Moreover, Lieberman has gone out of his way to criticize fellow Democrats in the process. He's no Zell Miller, but Lieberman didn't win any love among liberals when he lectured his colleagues about the need to support Rice's nomination. And he won't be any more popular once liberals get a load of what he has to say in this week's New Yorker, where he opines that Howard Dean "was wrong on the war and what he was talking about was bad for the country."

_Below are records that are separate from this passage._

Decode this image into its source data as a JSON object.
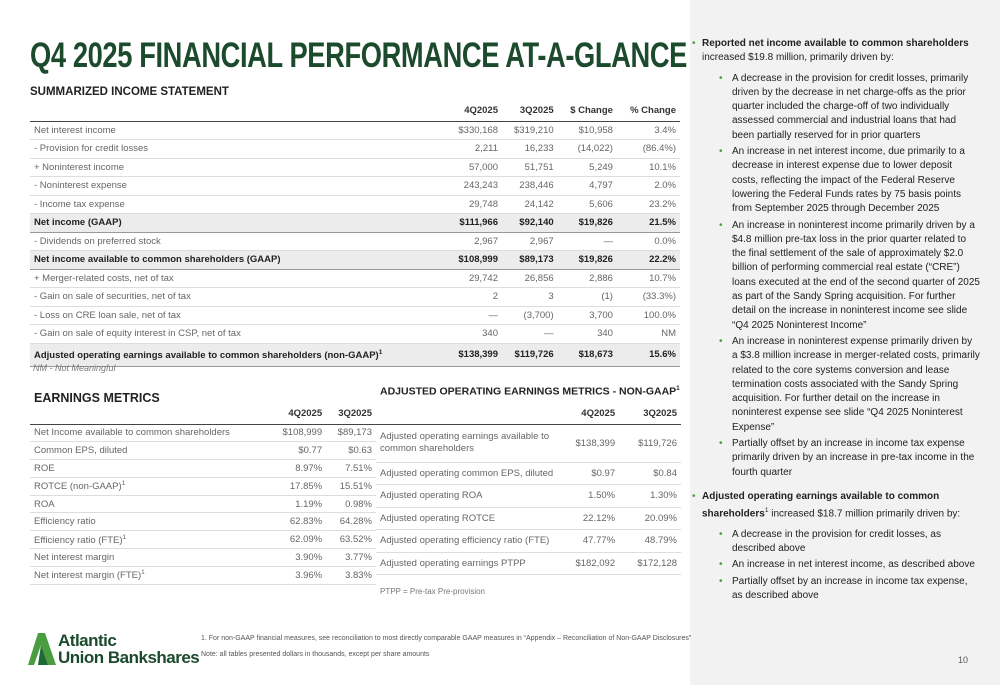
{
  "header": {
    "title": "Q4 2025 FINANCIAL PERFORMANCE AT-A-GLANCE"
  },
  "income_statement": {
    "title": "SUMMARIZED INCOME STATEMENT",
    "columns": [
      "4Q2025",
      "3Q2025",
      "$ Change",
      "% Change"
    ],
    "rows": [
      {
        "cells": [
          "Net interest income",
          "$330,168",
          "$319,210",
          "$10,958",
          "3.4%"
        ]
      },
      {
        "cells": [
          "- Provision for credit losses",
          "2,211",
          "16,233",
          "(14,022)",
          "(86.4%)"
        ]
      },
      {
        "cells": [
          "+ Noninterest income",
          "57,000",
          "51,751",
          "5,249",
          "10.1%"
        ]
      },
      {
        "cells": [
          "- Noninterest expense",
          "243,243",
          "238,446",
          "4,797",
          "2.0%"
        ]
      },
      {
        "cells": [
          "- Income tax expense",
          "29,748",
          "24,142",
          "5,606",
          "23.2%"
        ]
      },
      {
        "cells": [
          "Net income (GAAP)",
          "$111,966",
          "$92,140",
          "$19,826",
          "21.5%"
        ],
        "highlight": true
      },
      {
        "cells": [
          "- Dividends on preferred stock",
          "2,967",
          "2,967",
          "—",
          "0.0%"
        ]
      },
      {
        "cells": [
          "Net income available to common shareholders (GAAP)",
          "$108,999",
          "$89,173",
          "$19,826",
          "22.2%"
        ],
        "highlight": true
      },
      {
        "cells": [
          "+ Merger-related costs, net of tax",
          "29,742",
          "26,856",
          "2,886",
          "10.7%"
        ]
      },
      {
        "cells": [
          "- Gain on sale of securities, net of tax",
          "2",
          "3",
          "(1)",
          "(33.3%)"
        ]
      },
      {
        "cells": [
          "- Loss on CRE loan sale, net of tax",
          "—",
          "(3,700)",
          "3,700",
          "100.0%"
        ]
      },
      {
        "cells": [
          "- Gain on sale of equity interest in CSP, net of tax",
          "340",
          "—",
          "340",
          "NM"
        ]
      },
      {
        "cells": [
          "Adjusted operating earnings available to common shareholders (non-GAAP)",
          "$138,399",
          "$119,726",
          "$18,673",
          "15.6%"
        ],
        "note": "1",
        "highlight": true
      }
    ],
    "footer": "NM - Not Meaningful"
  },
  "earnings_metrics": {
    "title": "EARNINGS METRICS",
    "columns": [
      "4Q2025",
      "3Q2025"
    ],
    "rows": [
      {
        "cells": [
          "Net Income available to common shareholders",
          "$108,999",
          "$89,173"
        ]
      },
      {
        "cells": [
          "Common EPS, diluted",
          "$0.77",
          "$0.63"
        ]
      },
      {
        "cells": [
          "ROE",
          "8.97%",
          "7.51%"
        ]
      },
      {
        "cells": [
          "ROTCE (non-GAAP)",
          "17.85%",
          "15.51%"
        ],
        "note": "1"
      },
      {
        "cells": [
          "ROA",
          "1.19%",
          "0.98%"
        ]
      },
      {
        "cells": [
          "Efficiency ratio",
          "62.83%",
          "64.28%"
        ]
      },
      {
        "cells": [
          "Efficiency ratio (FTE)",
          "62.09%",
          "63.52%"
        ],
        "note": "1"
      },
      {
        "cells": [
          "Net interest margin",
          "3.90%",
          "3.77%"
        ]
      },
      {
        "cells": [
          "Net interest margin (FTE)",
          "3.96%",
          "3.83%"
        ],
        "note": "1"
      }
    ]
  },
  "adjusted_metrics": {
    "title": "ADJUSTED OPERATING EARNINGS METRICS - NON-GAAP",
    "note": "1",
    "columns": [
      "4Q2025",
      "3Q2025"
    ],
    "rows": [
      {
        "cells": [
          "Adjusted operating earnings available to common shareholders",
          "$138,399",
          "$119,726"
        ]
      },
      {
        "cells": [
          "Adjusted operating common EPS, diluted",
          "$0.97",
          "$0.84"
        ]
      },
      {
        "cells": [
          "Adjusted operating ROA",
          "1.50%",
          "1.30%"
        ]
      },
      {
        "cells": [
          "Adjusted operating ROTCE",
          "22.12%",
          "20.09%"
        ]
      },
      {
        "cells": [
          "Adjusted operating efficiency ratio (FTE)",
          "47.77%",
          "48.79%"
        ]
      },
      {
        "cells": [
          "Adjusted operating earnings PTPP",
          "$182,092",
          "$172,128"
        ]
      }
    ],
    "footer": "PTPP = Pre-tax Pre-provision"
  },
  "commentary": [
    {
      "lead": "Reported net income available to common shareholders",
      "text": " increased $19.8 million, primarily driven by:",
      "items": [
        "A decrease in the provision for credit losses, primarily driven by the decrease in net charge-offs as the prior quarter included the charge-off of two individually assessed commercial and industrial loans that had been partially reserved for in prior quarters",
        "An increase in net interest income, due primarily to a decrease in interest expense due to lower deposit costs, reflecting the impact of the Federal Reserve lowering the Federal Funds rates by 75 basis points from September 2025 through December 2025",
        "An increase in noninterest income primarily driven by a $4.8 million pre-tax loss in the prior quarter related to the final settlement of the sale of approximately $2.0 billion of performing commercial real estate (“CRE”) loans executed at the end of the second quarter of 2025 as part of the Sandy Spring acquisition. For further detail on the increase in noninterest income see slide “Q4 2025 Noninterest Income”",
        "An increase in noninterest expense primarily driven by a $3.8 million increase in merger-related costs, primarily related to the core systems conversion and lease termination costs associated with the Sandy Spring acquisition. For further detail on the increase in noninterest expense see slide “Q4 2025 Noninterest Expense”",
        "Partially offset by an increase in income tax expense primarily driven by an increase in pre-tax income in the fourth quarter"
      ]
    },
    {
      "lead": "Adjusted operating earnings available to common shareholders",
      "note": "1",
      "text": " increased $18.7 million primarily driven by:",
      "items": [
        "A decrease in the provision for credit losses, as described above",
        "An increase in net interest income, as described above",
        "Partially offset by an increase in income tax expense, as described above"
      ]
    }
  ],
  "footnotes": [
    "1. For non-GAAP financial measures, see reconciliation to most directly comparable GAAP measures in “Appendix – Reconciliation of Non-GAAP Disclosures”",
    "Note: all tables presented dollars in thousands, except per share amounts"
  ],
  "logo": [
    "Atlantic",
    "Union Bankshares"
  ],
  "page_number": "10"
}
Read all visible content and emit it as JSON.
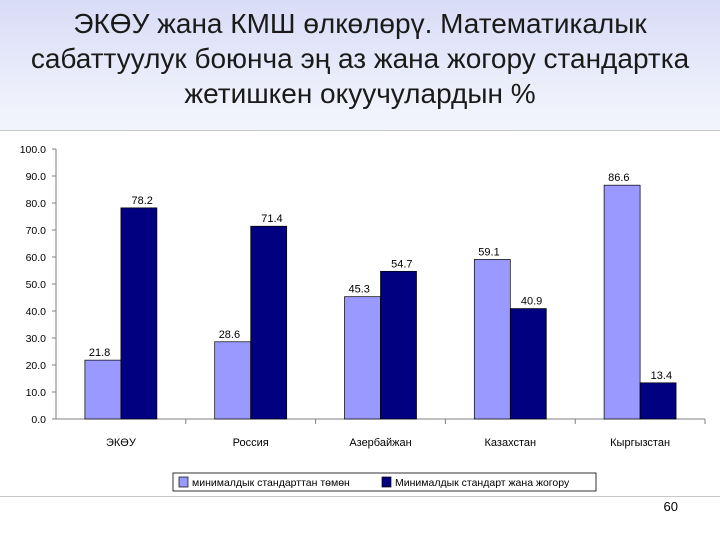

Bloggers have begun to suggest that it's time for a "real" Democrat to challenge Lieberman in the 2006 primary. It appears they may get their wish. John Orman, a politics professor at Fairfield University, tells the Associated Press that he's thinking about making a run. "Our party's senator is no longer a Democrat," Orman told the AP. "He has joined the Republicrat Party. After 17 years as a safe-seat senator, Joe has lost touch with his party and with his state."

Orman may be half-right. While Lieberman has set himself apart from other Democrats, the man Josh Marshall calls "the dean of the fainthearted faction" remains wildly popular among Connecticut voters: According to the New York Times, recent polls show that more than two-thirds of the state's Democrats -- and more than two-thirds of the state's Republicans -- approve of the way Lieberman is handling his job. Orman says he understands that challenging Lieberman would be a challenge, but he sees a benefit in just trying: Having someone run to his left "could make Joe Lieberman be a Democrat for a year."


By Tim Grieve

Tim Grieve is a senior writer and the author of Salon's War Room blog.